Editing the /etc/exports File

The following steps describe how to configure shared directories using the /etc/exports file.

Configure the directories that an NFS server exports, including which clients can access those directories and what permissions they have, by editing the /etc/exports file.

Note:

You can also configure exports in files that you create under the /etc/exports.d directory. For example, /etc/exports.d/myexports.

1. Install nfs-utils.

   If it's not already installed, install the nfs-utils package.

   sudo dnf install nfs-utils

2. Configure the /etc/exports file.

   Edit the /etc/exports file to define the directories that the server makes available for clients to mount, for example:

   /var/folder 192.0.2.102(rw,async)
   /usr/local/apps *(all_squash,anonuid=501,anongid=501,ro)
   /var/projects/proj1 192.168.1.0/24(ro) mgmtpc(rw)

   Each entry includes the local path to the exported directory, followed by a list of clients that can mount the directory and then client-specific export options (in parentheses).

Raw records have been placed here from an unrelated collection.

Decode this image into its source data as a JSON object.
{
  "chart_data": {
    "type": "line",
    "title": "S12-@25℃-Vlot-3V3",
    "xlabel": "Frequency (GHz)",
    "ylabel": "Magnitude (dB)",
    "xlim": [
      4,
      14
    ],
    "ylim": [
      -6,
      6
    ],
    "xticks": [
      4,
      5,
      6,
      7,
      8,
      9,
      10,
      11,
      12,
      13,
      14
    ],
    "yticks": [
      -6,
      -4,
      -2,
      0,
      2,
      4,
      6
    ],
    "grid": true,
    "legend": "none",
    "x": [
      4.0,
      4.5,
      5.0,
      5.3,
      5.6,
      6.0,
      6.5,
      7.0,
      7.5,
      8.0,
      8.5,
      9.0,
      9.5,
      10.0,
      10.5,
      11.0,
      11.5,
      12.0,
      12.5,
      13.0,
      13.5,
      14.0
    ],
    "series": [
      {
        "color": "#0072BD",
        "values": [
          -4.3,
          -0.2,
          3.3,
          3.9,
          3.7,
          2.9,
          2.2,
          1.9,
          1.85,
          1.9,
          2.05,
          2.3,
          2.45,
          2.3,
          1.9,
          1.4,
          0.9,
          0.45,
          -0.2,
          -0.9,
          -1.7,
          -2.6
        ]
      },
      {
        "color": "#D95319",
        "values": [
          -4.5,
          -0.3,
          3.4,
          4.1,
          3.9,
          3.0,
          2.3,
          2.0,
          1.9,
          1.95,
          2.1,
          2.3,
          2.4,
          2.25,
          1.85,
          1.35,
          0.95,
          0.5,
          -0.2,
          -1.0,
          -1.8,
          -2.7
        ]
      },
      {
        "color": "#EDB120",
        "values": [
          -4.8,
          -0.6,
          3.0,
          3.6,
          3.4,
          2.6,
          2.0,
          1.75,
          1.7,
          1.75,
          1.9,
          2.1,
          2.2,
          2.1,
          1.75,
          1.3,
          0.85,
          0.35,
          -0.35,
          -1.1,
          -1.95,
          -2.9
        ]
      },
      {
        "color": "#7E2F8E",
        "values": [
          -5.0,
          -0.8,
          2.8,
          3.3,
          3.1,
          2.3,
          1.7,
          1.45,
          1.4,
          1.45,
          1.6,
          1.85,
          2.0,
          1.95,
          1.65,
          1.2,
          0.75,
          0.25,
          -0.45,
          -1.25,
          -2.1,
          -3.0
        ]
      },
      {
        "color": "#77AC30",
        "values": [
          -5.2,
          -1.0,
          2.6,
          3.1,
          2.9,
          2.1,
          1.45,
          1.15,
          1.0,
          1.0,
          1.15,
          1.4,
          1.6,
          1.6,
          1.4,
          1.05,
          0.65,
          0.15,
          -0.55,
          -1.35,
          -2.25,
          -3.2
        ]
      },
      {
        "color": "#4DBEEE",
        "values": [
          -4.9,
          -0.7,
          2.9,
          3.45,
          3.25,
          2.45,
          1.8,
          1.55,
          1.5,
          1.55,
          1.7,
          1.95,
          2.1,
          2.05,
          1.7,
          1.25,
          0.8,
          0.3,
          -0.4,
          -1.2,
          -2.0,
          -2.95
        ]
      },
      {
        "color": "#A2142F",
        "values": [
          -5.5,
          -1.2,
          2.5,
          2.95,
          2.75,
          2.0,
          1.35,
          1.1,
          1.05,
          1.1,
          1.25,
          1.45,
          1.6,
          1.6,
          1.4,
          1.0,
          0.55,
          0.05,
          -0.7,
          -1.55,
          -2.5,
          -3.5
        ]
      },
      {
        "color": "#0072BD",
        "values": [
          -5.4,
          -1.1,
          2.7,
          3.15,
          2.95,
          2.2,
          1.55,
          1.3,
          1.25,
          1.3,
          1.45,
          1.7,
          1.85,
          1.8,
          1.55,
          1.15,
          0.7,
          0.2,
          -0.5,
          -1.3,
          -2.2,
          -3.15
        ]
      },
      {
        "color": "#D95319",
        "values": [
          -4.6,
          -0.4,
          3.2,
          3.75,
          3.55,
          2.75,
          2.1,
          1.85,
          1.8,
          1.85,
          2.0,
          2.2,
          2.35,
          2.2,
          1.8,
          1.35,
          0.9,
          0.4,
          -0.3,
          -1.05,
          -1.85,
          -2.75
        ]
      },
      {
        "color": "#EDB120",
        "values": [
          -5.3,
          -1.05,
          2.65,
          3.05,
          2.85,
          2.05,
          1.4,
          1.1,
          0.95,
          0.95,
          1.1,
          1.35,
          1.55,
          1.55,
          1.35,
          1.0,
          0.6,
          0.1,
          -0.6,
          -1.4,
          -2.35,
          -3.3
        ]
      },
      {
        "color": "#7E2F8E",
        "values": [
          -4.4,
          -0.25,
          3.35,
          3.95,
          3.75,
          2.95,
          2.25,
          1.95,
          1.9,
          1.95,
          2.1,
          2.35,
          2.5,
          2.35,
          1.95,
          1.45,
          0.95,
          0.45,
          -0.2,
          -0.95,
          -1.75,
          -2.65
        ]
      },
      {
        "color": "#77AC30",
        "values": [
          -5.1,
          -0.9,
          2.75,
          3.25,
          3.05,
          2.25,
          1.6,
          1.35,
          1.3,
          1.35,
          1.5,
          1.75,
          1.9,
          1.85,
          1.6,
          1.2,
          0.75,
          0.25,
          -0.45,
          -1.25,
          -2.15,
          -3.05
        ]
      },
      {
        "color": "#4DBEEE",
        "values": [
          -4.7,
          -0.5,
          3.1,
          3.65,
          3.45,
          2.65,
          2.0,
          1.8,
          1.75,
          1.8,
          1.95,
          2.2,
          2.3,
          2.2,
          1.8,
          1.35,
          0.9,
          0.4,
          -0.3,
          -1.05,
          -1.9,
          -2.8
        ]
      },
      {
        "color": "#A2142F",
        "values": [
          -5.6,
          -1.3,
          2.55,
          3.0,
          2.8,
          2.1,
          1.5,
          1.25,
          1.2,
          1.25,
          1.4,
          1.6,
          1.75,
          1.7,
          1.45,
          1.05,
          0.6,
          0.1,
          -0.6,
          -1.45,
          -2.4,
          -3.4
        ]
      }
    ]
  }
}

There can't be any spaces between the client specifier and the parenthesized list of options that apply to that client.

   The following information explains the example export file entries in greater detail:

   • Only the client system with the IP address 192.0.2.102 can mount the /var/folder directory with read and write permissions. All writes to the disk are asynchronous. This means that the server doesn't wait for write requests to be written to disk before responding to further requests from the client.

   • As indicated by the wildcard (*), all clients can mount the /usr/local/apps directory as read-only. All connecting users, including root users, are mapped to the local, unprivileged user with UID 501 and GID 501.

   • All clients on the 192.168.1.0/24 subnet can mount the /var/projects/proj1 directory as read-only. However, the client system named mgmtpc can mount the directory with read/write permissions.

   For more information on the format of the etc/exports file, see the exports(5) manual page.

3. Configure the /etc/idmapd.conf file for NFSv4 clients.

   If the server serves NFSv4 clients, edit the /etc/idmapd.conf file's definition for the Domain parameter by specifying the server's domain name.

   Domain = mydom.com

   This setting prevents the owner and group from being incorrectly listed as the anonymous user or group (nobody or nogroup) on NFS clients when the all_squash mount option isn't specified.

4. Configure the firewall to enable access only for NFSv4 clients.

   To enable access through the firewall for NFSv4 clients only, use the following commands:

   sudo firewall-cmd --permanent --zone=zone --add-service=nfs

   This configuration assumes that rpc.nfsd listens for client requests on the default TCP port 2049.

5. Configure the firewall to enable access for NFSv3 and NFSv4 clients.

   To enable access through the firewall for NFSv3 and NFSv4 clients, do the following:

   1. Edit the /etc/nfs.conf file to specify the port settings for handling network mount requests (mountd section) and status monitoring (statd section). Also, set the TCP port on which the network lock manager listens in the lockd section. For example:

      # Ports that various services should listen on.
      
      [mountd]
      port = 892
      
      [statd]
      port = 662
      
      [lockd]
      port = 32803

      If any of these ports are already in use, NFS fails to start. Use the lsof -i command to find an unused port and then change the setting in the /etc/nfs.conf file as appropriate.

      To confirm on which ports RPC services are listening, use the rpcinfo -p command.

   2. Restart the firewall service and configure the firewall to let NFSv3 connections through:

      sudo firewall-cmd --permanent --zone=zone --add-port=2049/tcp --add-port=111/tcp --add-port=32803/tcp --add-port=892/tcp --add-port=662/tcp

   3. Reboot the server.

      sudo systemctl reboot

6. Start the nfs-server service.

   Start the nfs-server service and configure the service to start automatically when the system boots:

   sudo systemctl enable --now nfs-server

7. Verify which versions of NFS the server works with.

   Run the following command to check that the server provides the NFS versions that you have configured:

   sudo cat /proc/fs/nfsd/versions

   For example, the following output shows that the server provides NFS3, NFS4, NFS4.1, and NFS 4.2:

   +3 +4 +4.1 +4.2

8. List the exported directories.

   Display a list of the exported directories.

   sudo showmount -e

   Export list for host01.mydom.com
   /var/folder 192.0.2.102
   /usr/local/apps *
   /var/projects/proj1 192.168.1.0/24 mgmtpc

   The exportfs command on the server displays the same information as the showmount -e command.

   sudo /usr/sbin/exportfs -v

   The showmount -a command displays all the current clients and all the exported directories that the clients have mounted.

   Note:

   To enable use of the showmount command from NFSv4 clients, specify a port number to the MOUNTD_PORT parameter in /etc/nfs.conf. Then, create a firewall rule to enable access to this TCP port.